Lagarde warns against 'low-growth trap'
September 1, 2016Forceful economic reforms are needed in the face of global economic weakness and calls for isolationism, IMF Managing Director Lagarde said on Thursday, in a challenge to Group of 20 leaders as they prepare to gather in China this weekend.
"This meeting comes at an important moment for the global economy," Lagarde said. "The political pendulum threatens to swing against economic openness, and without forceful policy actions, the world could suffer from disappointing growth for a long time."
Lagarde also noted that as of 2016, global economic growth had stagnated for five years below the 3.7 percent average that prevailed between 1990 and 2007. The weak global growth, coupled with rising economic inequality, "is feeding a political climate in which reforms stall and countries resort to inward-looking policies," she pointed out.

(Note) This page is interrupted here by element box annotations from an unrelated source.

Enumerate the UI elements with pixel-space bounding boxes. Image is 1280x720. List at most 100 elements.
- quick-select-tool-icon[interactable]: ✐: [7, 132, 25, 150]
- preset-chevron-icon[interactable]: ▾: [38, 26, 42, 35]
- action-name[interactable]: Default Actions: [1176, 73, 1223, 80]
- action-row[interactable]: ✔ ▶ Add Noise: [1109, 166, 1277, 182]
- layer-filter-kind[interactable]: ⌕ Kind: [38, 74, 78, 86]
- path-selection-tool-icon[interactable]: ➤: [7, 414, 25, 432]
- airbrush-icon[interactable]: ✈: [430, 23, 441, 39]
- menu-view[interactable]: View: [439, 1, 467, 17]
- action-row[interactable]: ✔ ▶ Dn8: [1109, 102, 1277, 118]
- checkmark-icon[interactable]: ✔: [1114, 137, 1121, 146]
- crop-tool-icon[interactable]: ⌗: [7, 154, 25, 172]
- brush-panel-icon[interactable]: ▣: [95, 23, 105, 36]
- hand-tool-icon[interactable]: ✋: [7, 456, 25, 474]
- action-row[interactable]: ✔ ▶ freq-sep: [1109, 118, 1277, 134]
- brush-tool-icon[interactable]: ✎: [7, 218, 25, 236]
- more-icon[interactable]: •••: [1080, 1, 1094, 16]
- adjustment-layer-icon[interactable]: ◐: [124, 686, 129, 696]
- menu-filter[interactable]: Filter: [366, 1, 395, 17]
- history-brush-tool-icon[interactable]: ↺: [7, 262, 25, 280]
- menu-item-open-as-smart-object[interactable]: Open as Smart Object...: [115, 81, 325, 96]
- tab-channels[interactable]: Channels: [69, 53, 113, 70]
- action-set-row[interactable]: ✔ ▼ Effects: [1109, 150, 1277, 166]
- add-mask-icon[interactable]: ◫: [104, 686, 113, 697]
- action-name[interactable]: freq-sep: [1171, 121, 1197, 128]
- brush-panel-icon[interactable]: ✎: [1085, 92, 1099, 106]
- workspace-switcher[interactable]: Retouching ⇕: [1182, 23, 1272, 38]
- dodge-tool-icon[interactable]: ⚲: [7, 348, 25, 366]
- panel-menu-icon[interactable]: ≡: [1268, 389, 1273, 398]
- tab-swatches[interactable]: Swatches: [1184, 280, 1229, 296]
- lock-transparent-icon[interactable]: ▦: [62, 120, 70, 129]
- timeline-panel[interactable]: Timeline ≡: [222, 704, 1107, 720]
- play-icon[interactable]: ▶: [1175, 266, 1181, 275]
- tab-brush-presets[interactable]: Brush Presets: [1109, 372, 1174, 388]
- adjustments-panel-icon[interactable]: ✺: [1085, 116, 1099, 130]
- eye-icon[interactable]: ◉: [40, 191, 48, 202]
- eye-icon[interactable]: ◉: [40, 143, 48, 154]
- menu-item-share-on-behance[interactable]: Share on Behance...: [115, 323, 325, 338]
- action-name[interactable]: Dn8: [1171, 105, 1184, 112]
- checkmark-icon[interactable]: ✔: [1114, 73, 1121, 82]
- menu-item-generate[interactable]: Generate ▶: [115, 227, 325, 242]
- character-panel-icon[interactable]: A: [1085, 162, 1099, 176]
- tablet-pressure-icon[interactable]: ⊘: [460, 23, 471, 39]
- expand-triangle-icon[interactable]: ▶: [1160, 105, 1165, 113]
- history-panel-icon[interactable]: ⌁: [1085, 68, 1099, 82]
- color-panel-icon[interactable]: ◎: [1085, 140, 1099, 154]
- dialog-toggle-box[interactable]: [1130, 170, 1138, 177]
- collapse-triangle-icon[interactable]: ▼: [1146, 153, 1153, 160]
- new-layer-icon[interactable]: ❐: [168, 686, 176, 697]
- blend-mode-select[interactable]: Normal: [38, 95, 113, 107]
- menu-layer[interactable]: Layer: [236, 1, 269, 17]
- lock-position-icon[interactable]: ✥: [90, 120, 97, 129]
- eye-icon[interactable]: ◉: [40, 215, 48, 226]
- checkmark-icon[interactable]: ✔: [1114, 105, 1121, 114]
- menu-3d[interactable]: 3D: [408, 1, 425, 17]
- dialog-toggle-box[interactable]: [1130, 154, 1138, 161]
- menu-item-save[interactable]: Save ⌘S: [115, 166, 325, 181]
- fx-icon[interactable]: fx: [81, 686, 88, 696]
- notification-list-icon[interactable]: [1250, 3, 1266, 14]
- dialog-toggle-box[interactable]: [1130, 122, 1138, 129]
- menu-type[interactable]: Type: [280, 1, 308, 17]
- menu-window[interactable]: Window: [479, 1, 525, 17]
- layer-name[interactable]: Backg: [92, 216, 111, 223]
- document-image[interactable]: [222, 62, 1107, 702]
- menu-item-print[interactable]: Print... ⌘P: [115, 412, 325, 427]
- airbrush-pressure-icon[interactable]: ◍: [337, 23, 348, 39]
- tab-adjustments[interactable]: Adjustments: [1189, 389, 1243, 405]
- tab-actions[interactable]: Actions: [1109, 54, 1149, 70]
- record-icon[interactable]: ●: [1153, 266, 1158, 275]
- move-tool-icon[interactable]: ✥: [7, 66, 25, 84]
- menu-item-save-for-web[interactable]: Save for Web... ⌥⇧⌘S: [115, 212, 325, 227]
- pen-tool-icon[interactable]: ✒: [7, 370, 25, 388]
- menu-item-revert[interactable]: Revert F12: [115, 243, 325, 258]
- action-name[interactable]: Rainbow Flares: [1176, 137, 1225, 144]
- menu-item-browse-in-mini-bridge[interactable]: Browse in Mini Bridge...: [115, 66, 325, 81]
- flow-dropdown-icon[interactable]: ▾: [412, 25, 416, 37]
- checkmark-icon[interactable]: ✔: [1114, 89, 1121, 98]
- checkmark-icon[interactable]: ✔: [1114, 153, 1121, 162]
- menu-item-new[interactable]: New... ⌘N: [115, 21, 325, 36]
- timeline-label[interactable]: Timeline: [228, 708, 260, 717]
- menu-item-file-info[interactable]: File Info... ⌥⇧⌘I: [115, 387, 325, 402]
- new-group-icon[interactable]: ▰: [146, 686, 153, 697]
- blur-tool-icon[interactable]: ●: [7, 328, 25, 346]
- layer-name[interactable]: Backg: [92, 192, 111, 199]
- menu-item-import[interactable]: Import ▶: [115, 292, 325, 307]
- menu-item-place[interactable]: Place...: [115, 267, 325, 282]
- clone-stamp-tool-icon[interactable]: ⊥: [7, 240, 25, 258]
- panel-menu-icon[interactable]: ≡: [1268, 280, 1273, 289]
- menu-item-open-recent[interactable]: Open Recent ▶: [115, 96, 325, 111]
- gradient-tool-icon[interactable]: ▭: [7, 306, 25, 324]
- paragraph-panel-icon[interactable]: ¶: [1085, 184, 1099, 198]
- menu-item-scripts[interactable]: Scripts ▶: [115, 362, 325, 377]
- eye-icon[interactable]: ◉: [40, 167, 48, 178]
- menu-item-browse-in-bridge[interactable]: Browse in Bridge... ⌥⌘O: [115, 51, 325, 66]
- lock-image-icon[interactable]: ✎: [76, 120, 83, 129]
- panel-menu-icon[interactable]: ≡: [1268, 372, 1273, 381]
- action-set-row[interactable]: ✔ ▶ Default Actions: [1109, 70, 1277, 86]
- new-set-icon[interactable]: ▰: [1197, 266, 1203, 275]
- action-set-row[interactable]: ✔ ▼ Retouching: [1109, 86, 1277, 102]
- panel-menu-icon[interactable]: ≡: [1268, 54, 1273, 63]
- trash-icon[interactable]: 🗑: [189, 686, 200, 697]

The comments come ahead of this year's G20 summit, which will take place from Sunday in the Chinese city of Hangzhou.
No breakthroughs expected
But analysts say the summit is unlikely to achieve a breakthrough, given that it occurs in the absence of a crisis which could prod governments to take action.
Lagarde said the world faced a "low-growth trap" - high debt, weak demand, eroding work forces and labor skills, weakening incentives for investment and slowing productivity.
The Washington-based IMF said average growth rates in the G20 member countries of 1.5 percent look to remain a percentage point below long-term averages in the medium term.
US growth would also likely be weaker than previously expected in 2016, IMF economists said in a report. The report's chief author, IMF economist Helge Berger, told reporters in Washington the organization expected to downgrade its US growth forecast in light of the poor performance seen in the first half of this year.
US President Barack Obama, meanwhile, will use the trip to Asia to promote a 12-nation Pacific trade deal that is also facing strong headwinds amid a rising anti-trade sentiment.